The Beast rumbled a growl and churned up the mist with hooked talons as if it were trying to pick me up and put me back on my feet. The power lines of the Grey—the grid—strobed in sudden flurries of red energy that illuminated the face of the Guardian Beast with a suggestion of flesh that bore an angry expression and then vanished back into nothing. The Beast began circling me, laying coil on coil around me like a boa getting ready to squeeze.... Then it shrieked and launched upward, dragging me into the air for several feet and swatting me violently toward the water with the whiplike end of its tail and the sound of a ton of steel pipes crashing to the ground.
I hit the wall on the other side of the narrow street with my arms up to protect my head, but even in the Grey mist, the impact hurt and now my whole body ached. I held myself up by digging my h
ands into the cracks between the bricks. I started to turn and the Guardian spun around, coming back to shove me again, westward. It put its long snout against my spine and pushed as if the building had no more substance than fog and the creature could force me through it. But the wall was a hundred years old and even its ghost memories were solid and resisted my passage.
“Stop it,” I yelled, twisting and batting at the Beast’s head, trying to get away before it crushed me. It was a little slower than the old one, which was all the hope I had. As it reared to get another run at me, I dropped down flat into the rising silver mist of the Grey, my hearing suddenly clogged with whispers and muttering.
The massive head of the Beast passed over me and the movement pulled sound from the grid like fingers plucking a chord on a harp. “Go.”

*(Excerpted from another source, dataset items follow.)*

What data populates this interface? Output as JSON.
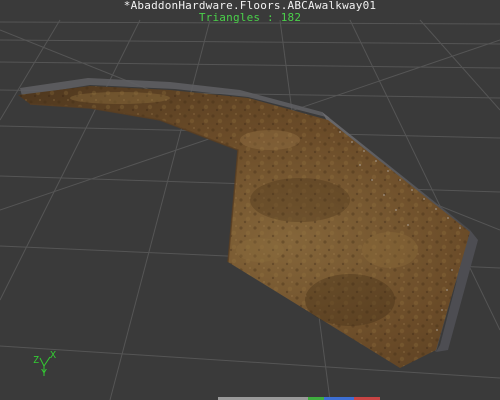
{
  "viewer": {
    "mesh_name": "*AbaddonHardware.Floors.ABCAwalkway01",
    "triangles_label": "Triangles : 182"
  },
  "axis_gizmo": {
    "x_label": "X",
    "y_label": "Y",
    "z_label": "Z"
  },
  "colors": {
    "background": "#3a3a3a",
    "grid": "#555555",
    "title_text": "#f2f2f2",
    "triangles_text": "#4ad14a",
    "gizmo": "#33cc33",
    "texture_base": "#7a5a30"
  }
}
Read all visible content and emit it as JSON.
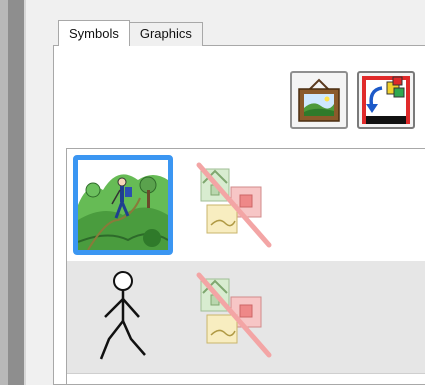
{
  "tabs": [
    {
      "label": "Symbols",
      "active": true
    },
    {
      "label": "Graphics",
      "active": false
    }
  ],
  "toolbar": {
    "picture_button_icon": "framed-landscape-icon",
    "swap_button_icon": "swap-arrows-icon"
  },
  "symbols": [
    {
      "symbol": "hiker-on-trail-icon",
      "graphic": "no-graphics-icon",
      "selected": true
    },
    {
      "symbol": "walking-stick-figure-icon",
      "graphic": "no-graphics-icon",
      "selected": false
    }
  ],
  "colors": {
    "selection": "#3b96f2",
    "alt_row": "#e6e6e6",
    "no_graphic_slash": "#f3a5a5"
  }
}
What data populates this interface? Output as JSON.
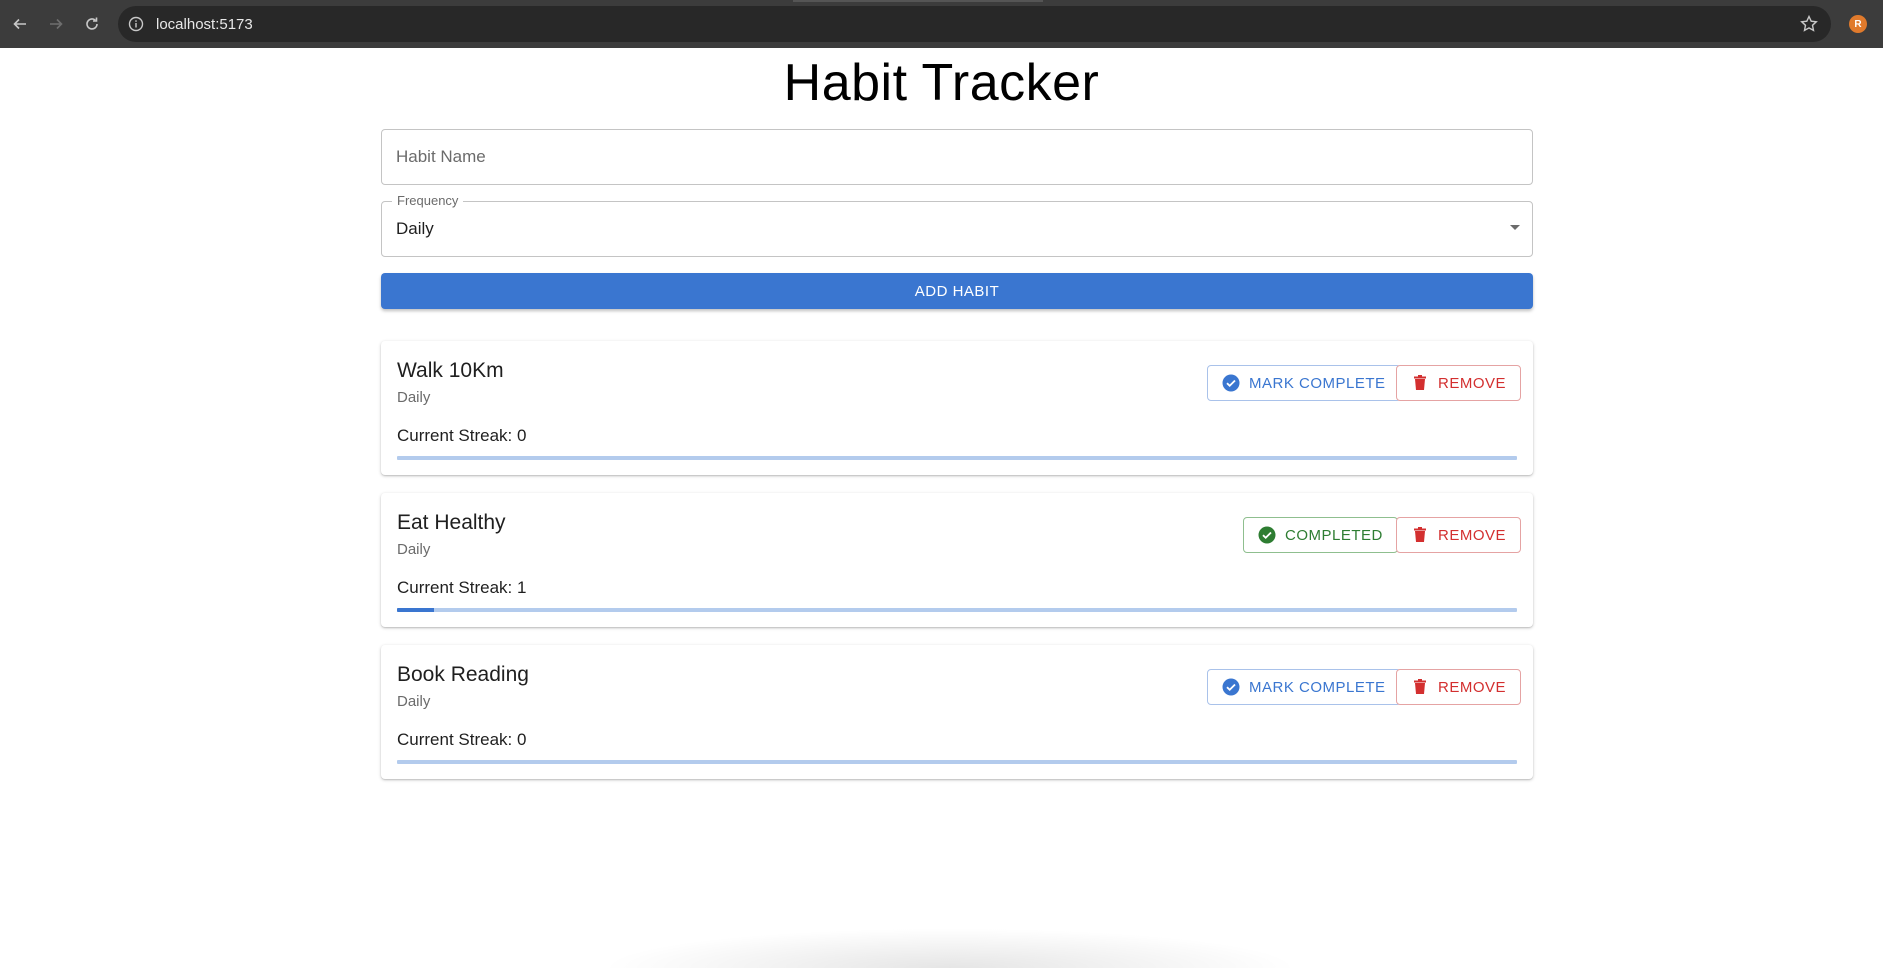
{
  "browser": {
    "url": "localhost:5173",
    "profile_initial": "R",
    "icons": {
      "back": "arrow-left-icon",
      "forward": "arrow-right-icon",
      "reload": "reload-icon",
      "info": "info-icon",
      "bookmark": "star-icon"
    }
  },
  "app": {
    "title": "Habit Tracker",
    "habit_name_placeholder": "Habit Name",
    "frequency_label": "Frequency",
    "frequency_value": "Daily",
    "add_button_label": "ADD HABIT"
  },
  "colors": {
    "primary": "#3a76d0",
    "success": "#2e7d32",
    "error": "#d32f2f"
  },
  "habits": [
    {
      "name": "Walk 10Km",
      "frequency": "Daily",
      "streak_text": "Current Streak: 0",
      "status_label": "MARK COMPLETE",
      "status": "pending",
      "remove_label": "REMOVE",
      "progress": 0
    },
    {
      "name": "Eat Healthy",
      "frequency": "Daily",
      "streak_text": "Current Streak: 1",
      "status_label": "COMPLETED",
      "status": "completed",
      "remove_label": "REMOVE",
      "progress": 0.033
    },
    {
      "name": "Book Reading",
      "frequency": "Daily",
      "streak_text": "Current Streak: 0",
      "status_label": "MARK COMPLETE",
      "status": "pending",
      "remove_label": "REMOVE",
      "progress": 0
    }
  ]
}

I rolled onto my back and propped myself up against the flickering wall. “OK, OK! I’ll go. Gods, you’re as subtle as a train wreck.”
The Guardian Beast moved its head through the mist and the Grey laughed at me. I felt the sound roll over me and swim outward into the rippling incorporeal world until it died on distant shores of memory and broken time.
Was this better or worse than the old version? I couldn’t decide. The old Guardian hadn’t told me what to do, but it hadn’t really been communicative at all; it was mostly a bundle of inchoate fury drawn by need alone to whatever threatened the Grey. It had been strong and driven, but incredibly stupid, which had made catching and killing it comparatively easy. This version wasn’t so dumb—in either sense. Not that it was exactly chatty, and it certainly didn’t have Will’s reticent personality.